A PVC pipe that is one meter long is struck and the speed of sound is 345 m/s. What is the fundamental frequency (n=1) of the pipe when:

a. The pipe is open at both ends?
b. The pipe is closed at one end, open at the other?

To determine the fundamental frequency of a PVC pipe, we need to consider the different boundary conditions - whether the pipe is open or closed at one or both ends. The fundamental frequency (n=1) corresponds to the first harmonic, which is the lowest resonant frequency produced by the pipe.

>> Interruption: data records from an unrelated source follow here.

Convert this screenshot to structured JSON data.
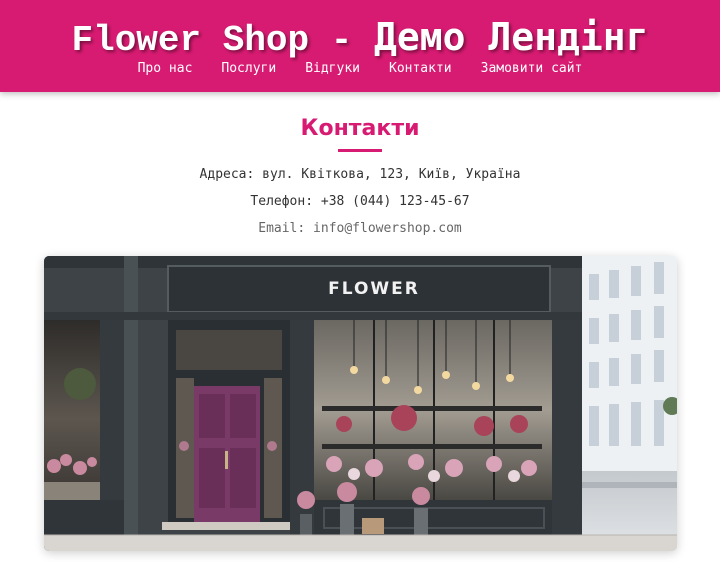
{
  "header": {
    "title_part1": "Flower Shop - ",
    "title_part2": "Демо Лендінг",
    "nav": [
      "Про нас",
      "Послуги",
      "Відгуки",
      "Контакти",
      "Замовити сайт"
    ]
  },
  "contacts": {
    "title": "Контакти",
    "address": "Адреса: вул. Квіткова, 123, Київ, Україна",
    "phone": "Телефон: +38 (044) 123-45-67",
    "email": "Email: info@flowershop.com"
  },
  "image": {
    "sign_text": "FLOWER"
  },
  "colors": {
    "brand": "#d81b72",
    "door": "#7a3a67",
    "facade": "#3d4347"
  }
}
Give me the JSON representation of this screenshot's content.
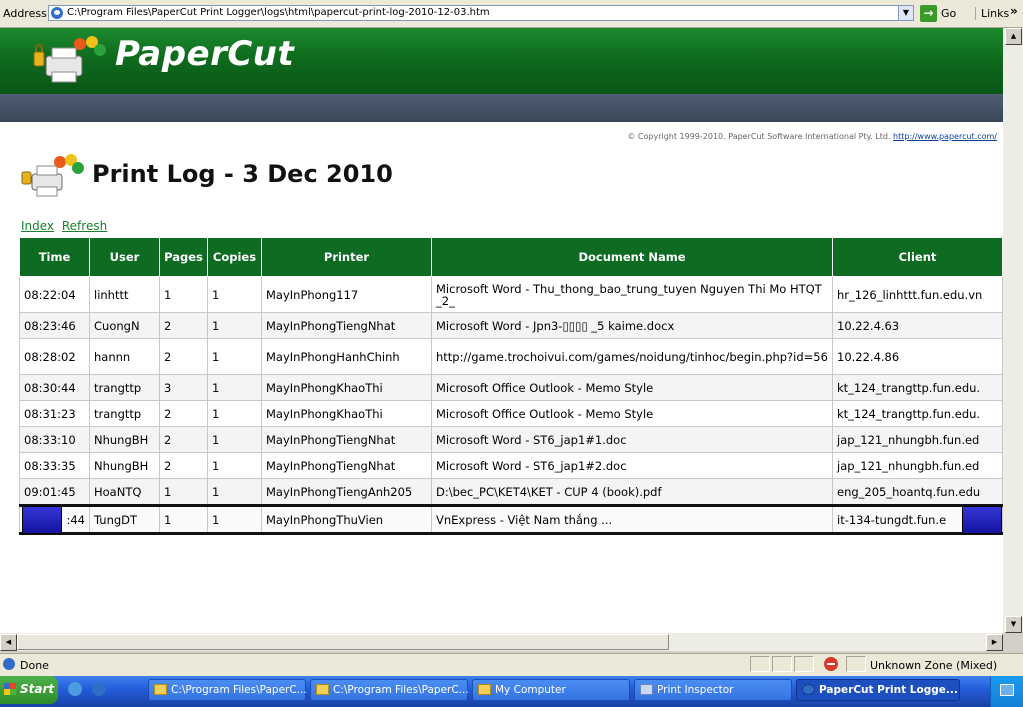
{
  "browser": {
    "address_label": "Address",
    "address_value": "C:\\Program Files\\PaperCut Print Logger\\logs\\html\\papercut-print-log-2010-12-03.htm",
    "go_label": "Go",
    "links_label": "Links",
    "status_text": "Done",
    "zone_text": "Unknown Zone (Mixed)"
  },
  "page": {
    "logo_text": "PaperCut",
    "copyright_text": "© Copyright 1999-2010. PaperCut Software International Pty. Ltd.",
    "copyright_link": "http://www.papercut.com/",
    "title": "Print Log - 3 Dec 2010",
    "links": [
      "Index",
      "Refresh"
    ]
  },
  "table": {
    "headers": [
      "Time",
      "User",
      "Pages",
      "Copies",
      "Printer",
      "Document Name",
      "Client"
    ],
    "rows": [
      [
        "08:22:04",
        "linhttt",
        "1",
        "1",
        "MayInPhong117",
        "Microsoft Word - Thu_thong_bao_trung_tuyen Nguyen Thi Mo HTQT _2_",
        "hr_126_linhttt.fun.edu.vn"
      ],
      [
        "08:23:46",
        "CuongN",
        "2",
        "1",
        "MayInPhongTiengNhat",
        "Microsoft Word - Jpn3-▯▯▯▯ _5 kaime.docx",
        "10.22.4.63"
      ],
      [
        "08:28:02",
        "hannn",
        "2",
        "1",
        "MayInPhongHanhChinh",
        "http://game.trochoivui.com/games/noidung/tinhoc/begin.php?id=56",
        "10.22.4.86"
      ],
      [
        "08:30:44",
        "trangttp",
        "3",
        "1",
        "MayInPhongKhaoThi",
        "Microsoft Office Outlook - Memo Style",
        "kt_124_trangttp.fun.edu."
      ],
      [
        "08:31:23",
        "trangttp",
        "2",
        "1",
        "MayInPhongKhaoThi",
        "Microsoft Office Outlook - Memo Style",
        "kt_124_trangttp.fun.edu."
      ],
      [
        "08:33:10",
        "NhungBH",
        "2",
        "1",
        "MayInPhongTiengNhat",
        "Microsoft Word - ST6_jap1#1.doc",
        "jap_121_nhungbh.fun.ed"
      ],
      [
        "08:33:35",
        "NhungBH",
        "2",
        "1",
        "MayInPhongTiengNhat",
        "Microsoft Word - ST6_jap1#2.doc",
        "jap_121_nhungbh.fun.ed"
      ],
      [
        "09:01:45",
        "HoaNTQ",
        "1",
        "1",
        "MayInPhongTiengAnh205",
        "D:\\bec_PC\\KET4\\KET - CUP 4 (book).pdf",
        "eng_205_hoantq.fun.edu"
      ],
      [
        ":44",
        "TungDT",
        "1",
        "1",
        "MayInPhongThuVien",
        "VnExpress - Việt Nam thắng ...",
        "it-134-tungdt.fun.e"
      ]
    ]
  },
  "taskbar": {
    "start_label": "Start",
    "tasks": [
      "C:\\Program Files\\PaperC...",
      "C:\\Program Files\\PaperC...",
      "My Computer",
      "Print Inspector",
      "PaperCut Print Logge..."
    ]
  },
  "colors": {
    "brand_green": "#0d6b22",
    "nav_strip": "#3a4658",
    "link_green": "#1a7f2e",
    "selection_blue": "#1414a0"
  },
  "icons": [
    "ie-icon",
    "go-arrow-icon",
    "papercut-logo-icon",
    "printer-people-icon",
    "security-zone-icon",
    "windows-flag-icon",
    "folder-icon"
  ]
}
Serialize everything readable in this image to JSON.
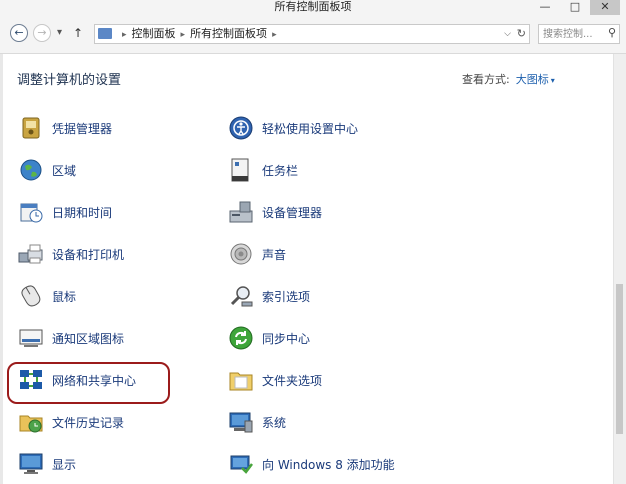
{
  "window": {
    "title": "所有控制面板项",
    "buttons": [
      "—",
      "□",
      "✕"
    ]
  },
  "nav": {
    "back_glyph": "←",
    "forward_glyph": "→",
    "recent_glyph": "▾",
    "up_glyph": "↑",
    "breadcrumbs": [
      "控制面板",
      "所有控制面板项"
    ],
    "breadcrumb_sep": "▸",
    "dropdown_glyph": "⌵",
    "refresh_glyph": "↻",
    "search_placeholder": "搜索控制...",
    "search_glyph": "⚲"
  },
  "main": {
    "heading": "调整计算机的设置",
    "view_by_label": "查看方式:",
    "view_by_value": "大图标",
    "view_by_arrow": "▾"
  },
  "items": {
    "left": [
      {
        "label": "凭据管理器",
        "icon": "credential-manager-icon"
      },
      {
        "label": "区域",
        "icon": "region-globe-icon"
      },
      {
        "label": "日期和时间",
        "icon": "date-time-icon"
      },
      {
        "label": "设备和打印机",
        "icon": "devices-printers-icon"
      },
      {
        "label": "鼠标",
        "icon": "mouse-icon"
      },
      {
        "label": "通知区域图标",
        "icon": "notification-area-icon"
      },
      {
        "label": "网络和共享中心",
        "icon": "network-sharing-icon"
      },
      {
        "label": "文件历史记录",
        "icon": "file-history-icon"
      },
      {
        "label": "显示",
        "icon": "display-icon"
      }
    ],
    "right": [
      {
        "label": "轻松使用设置中心",
        "icon": "ease-of-access-icon"
      },
      {
        "label": "任务栏",
        "icon": "taskbar-icon"
      },
      {
        "label": "设备管理器",
        "icon": "device-manager-icon"
      },
      {
        "label": "声音",
        "icon": "sound-icon"
      },
      {
        "label": "索引选项",
        "icon": "indexing-options-icon"
      },
      {
        "label": "同步中心",
        "icon": "sync-center-icon"
      },
      {
        "label": "文件夹选项",
        "icon": "folder-options-icon"
      },
      {
        "label": "系统",
        "icon": "system-icon"
      },
      {
        "label": "向 Windows 8 添加功能",
        "icon": "add-features-icon"
      }
    ]
  },
  "colors": {
    "link": "#1a3a7a",
    "accent": "#1c5fad",
    "highlight_border": "#9b1b1b"
  }
}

a. When the pipe is open at both ends, it creates an open-open boundary condition. For this case, the fundamental frequency can be calculated using the formula:

𝑓 = 𝑣/2𝐿

where 𝑓 is the frequency, 𝑣 is the speed of sound, and 𝐿 is the length of the pipe.

Substituting the given values, we have:

𝑓 = 345 m/s / (2 * 1 m)
𝑓 = 172.5 Hz

Therefore, the fundamental frequency of the pipe when it is open at both ends is 172.5 Hz.

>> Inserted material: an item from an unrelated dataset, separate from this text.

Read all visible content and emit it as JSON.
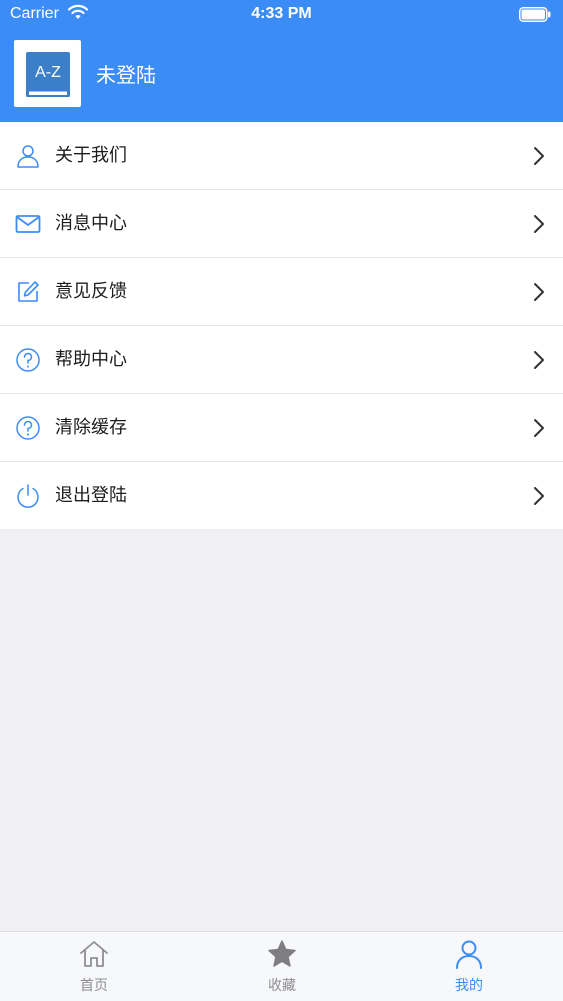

b. When the pipe is closed at one end and open at the other, it creates a closed-open boundary condition. In this case, the fundamental frequency can be calculated using the formula:

𝑓 = 𝑣/4𝐿

Again, substituting the given values:

𝑓 = 345 m/s / (4 * 1 m)
𝑓 = 86.25 Hz

Therefore, the fundamental frequency of the pipe when it is closed at one end and open at the other is 86.25 Hz.